4. Who is your biggest inspiration as to how you got into the field of food?

This is hard to answer because there are so many people who have influenced me along the way. Ultimately, I think there were certain authors who wrote about food whose work I enjoyed so much, and their writing would make me wish I could do what they were doing. People like Maraget Visser, who doesn’t get enough praise, and Jeffrey Steingarten, and Clifford Wright, just to name a few. I had mentors in restaurants too, including the chefs I worked for (David Waltuck, Cesare Casella, Didier Virot, and more), as well as people I didn’t work for, but who really set such great examples, like Mark Ladner.

5. What’s your number one piece of advice to all restaurant owners?

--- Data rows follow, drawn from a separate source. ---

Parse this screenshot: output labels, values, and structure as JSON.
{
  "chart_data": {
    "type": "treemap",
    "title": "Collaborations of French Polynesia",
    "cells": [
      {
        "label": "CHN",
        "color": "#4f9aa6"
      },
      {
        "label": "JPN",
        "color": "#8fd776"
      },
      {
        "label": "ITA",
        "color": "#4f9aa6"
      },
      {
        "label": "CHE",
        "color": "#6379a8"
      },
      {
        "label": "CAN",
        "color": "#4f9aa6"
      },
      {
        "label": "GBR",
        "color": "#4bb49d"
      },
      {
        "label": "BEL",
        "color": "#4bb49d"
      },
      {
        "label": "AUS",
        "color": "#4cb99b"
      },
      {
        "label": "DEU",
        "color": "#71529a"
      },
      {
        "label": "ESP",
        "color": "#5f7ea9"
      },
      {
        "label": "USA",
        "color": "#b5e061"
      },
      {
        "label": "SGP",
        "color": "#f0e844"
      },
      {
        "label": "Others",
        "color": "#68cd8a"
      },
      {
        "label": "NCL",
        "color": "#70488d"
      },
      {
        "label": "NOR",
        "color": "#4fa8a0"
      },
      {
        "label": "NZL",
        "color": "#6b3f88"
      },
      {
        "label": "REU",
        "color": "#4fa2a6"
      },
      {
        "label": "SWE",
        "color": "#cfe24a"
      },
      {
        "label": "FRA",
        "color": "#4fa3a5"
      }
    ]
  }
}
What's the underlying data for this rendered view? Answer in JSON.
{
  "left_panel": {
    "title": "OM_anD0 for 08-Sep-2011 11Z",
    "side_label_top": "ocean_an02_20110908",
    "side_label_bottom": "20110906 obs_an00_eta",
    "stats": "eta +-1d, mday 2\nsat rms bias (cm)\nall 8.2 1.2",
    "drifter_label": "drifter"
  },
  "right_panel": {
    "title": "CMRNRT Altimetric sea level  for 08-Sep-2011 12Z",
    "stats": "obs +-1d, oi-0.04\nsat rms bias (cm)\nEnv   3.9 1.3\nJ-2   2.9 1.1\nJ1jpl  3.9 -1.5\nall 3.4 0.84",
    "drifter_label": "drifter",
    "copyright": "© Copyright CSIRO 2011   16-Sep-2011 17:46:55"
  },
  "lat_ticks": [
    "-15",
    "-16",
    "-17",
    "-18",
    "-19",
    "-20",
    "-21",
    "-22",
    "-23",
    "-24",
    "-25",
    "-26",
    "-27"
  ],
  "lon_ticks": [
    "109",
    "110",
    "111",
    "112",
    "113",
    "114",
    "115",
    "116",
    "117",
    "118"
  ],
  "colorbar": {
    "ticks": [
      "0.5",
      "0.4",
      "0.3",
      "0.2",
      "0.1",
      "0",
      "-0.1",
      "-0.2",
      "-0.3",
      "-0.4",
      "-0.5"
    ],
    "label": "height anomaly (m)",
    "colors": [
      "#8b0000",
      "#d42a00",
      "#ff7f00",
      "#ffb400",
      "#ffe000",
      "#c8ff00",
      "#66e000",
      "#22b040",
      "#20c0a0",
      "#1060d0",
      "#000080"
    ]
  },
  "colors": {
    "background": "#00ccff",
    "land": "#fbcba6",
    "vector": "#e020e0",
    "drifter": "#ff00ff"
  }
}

This is hard to answer because, while I worked as a sous chef and have experience running kitchens when the executive chef was away, I’ve never run my own restaurant. So my perspective is limited from an operations point of view. Right now, I’d say it’s more important than ever to abandon the old ways of doing things—the yelling, the abuse of cooks and staff members, the breaking people down under the questionable belief that it’s all to build them back up again. Kitchens need to move on from the past and professionalize in terms of how people behave, from the top down. Build a new, better culture, teach by example. If you lapse and berate someone more than you should, maybe it’s an opportunity to apologize, to tell the staff you’re sorry and that it’s not how you think things should be handled; that you’re making an effort to do better. Create an environment that is supportive of everyone (while still expecting people to work hard, give their all, work as a team, and strive to improve every minute of every day). On the customer side, having served on occasion as a food critic, I would say to be very careful about how you treat all customers. It’s not uncommon that the person making the most ridiculous requests is actually there to write a review, or is scoping the place out for a story. Usually not, but man, you don’t want to be rude to someone who might lead to good press if only you’d granted an odd request. Plus, that’s just good service-industry practice anyway. Don’t sacrifice your own standards or do things that are unreasonable, but if you can accommodate a guest, do it, why not? And if you can’t? Be gracious, maybe offer something else instead. You never know who that person may be.

6. For fun – what is your absolute favorite meal?

Impossible to pick. I love too many different things.